Deidad Neptuno. Si hay un personaje más recóndito que ningún otro en la ciudad ese eres tú. Y sin embargo, tal vez esa condición de permanecer reservado es la que te permite disfrutar de un edén, el Campo Grande. Y de ocupar, cual trono, un espacio más paradisíaco todavía, una pequeña ínsula en el río de las aguas apacibles y de los ánades que te acompañan. Protegido por los cañaverales hay épocas fecundas del año en que más que verte se te adivina. Pero el otoño, que pone a tus pies la floresta marchita, expone tu desnudez a los ojos del paseante.
Dicen que te trajeron de otra parte. Pero yo te descubrí. Porque nada instalado en su lugar adquiere la categoría que se merece hasta que cada paseante lo descubre. Lo curioso de tu trayectoria vital es que eres un superviviente. Se te considera la escultura pública más antigua de la ciudad, por el mero hecho de que otras estatuas fueron desapareciendo en los últimos dos o tres siglos. Ahora que lo pienso, creo que tu isla secreta es un refugio donde estás a salvo de avatares.
No te parieron para un rincón sino para ser observada y apreciada en una fuente del primitivo Paseo de Recoletos, antes de la actual configuración del Campo Grande del alcalde Miguel Íscar. No fuiste la única estatua que adornó una fuente, pues parejas a ti estaba una representando a Venus, que llamaron también de la Abundancia, y otra de Mercurio. Solo imaginar esa exposición de tres fuentes presididas por una diosa y dos dioses de la mitología griega se le cae a uno la baba de gusto estético al contemplar con la imaginación. Pero desgraciadamente las tres fuentes fueron desmontadas en una remodelación del paseo a medidado del siglo XIX y las esculturas desaparecieron.

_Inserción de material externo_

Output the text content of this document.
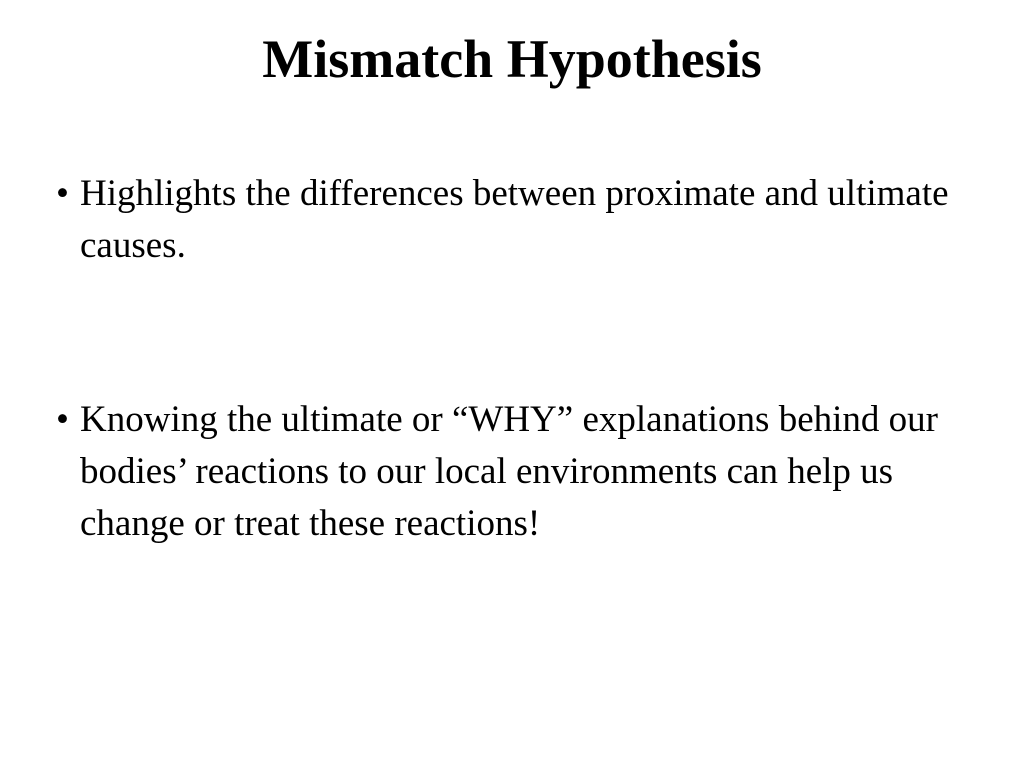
Mismatch Hypothesis
• Highlights the differences between proximate and ultimate causes.
• Knowing the ultimate or “WHY” explanations behind our bodies’ reactions to our local environments can help us change or treat these reactions!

Salvo tú.
Se habla de que también una escultura del rey ilustrado Carlos III, esta del Siglo de las Luces, que presidía la Puerta del Carmen en el camino de salida a Madrid, se sumergió en las entrañas del misterio al ser derruida la puerta. Pues bien, estimada deidad. Vuelvo a lo de antes. Eres un sobreviviente, estás aún por azar, date por contento. Pues te rescataron de un almacén de obras y hace casi un siglo te colocaron en ese lugar con encanto. ¿Cuántas esculturas han tenido la suerte que tú, en una ciudad que ha conocido un grado de destrucción considerable? Solo pensar que otras estatuas fueran destrozadas, vendidas clandestinamente o hurtadas para adornar la finca de un gran propietario, ya da grima.
Considera un lujo existir en un emplazamiento que, si bien no dispone de aquella parafernalia de las fuentes de otros tiempos, ni falta que hace, al menos te aproxima a tus orígenes. ¿No eres acaso el gran señor de los océanos? ¿No es el río manso que transcurre a tus pies una lengua de agua donde contemplarte desde tu temple de mármol?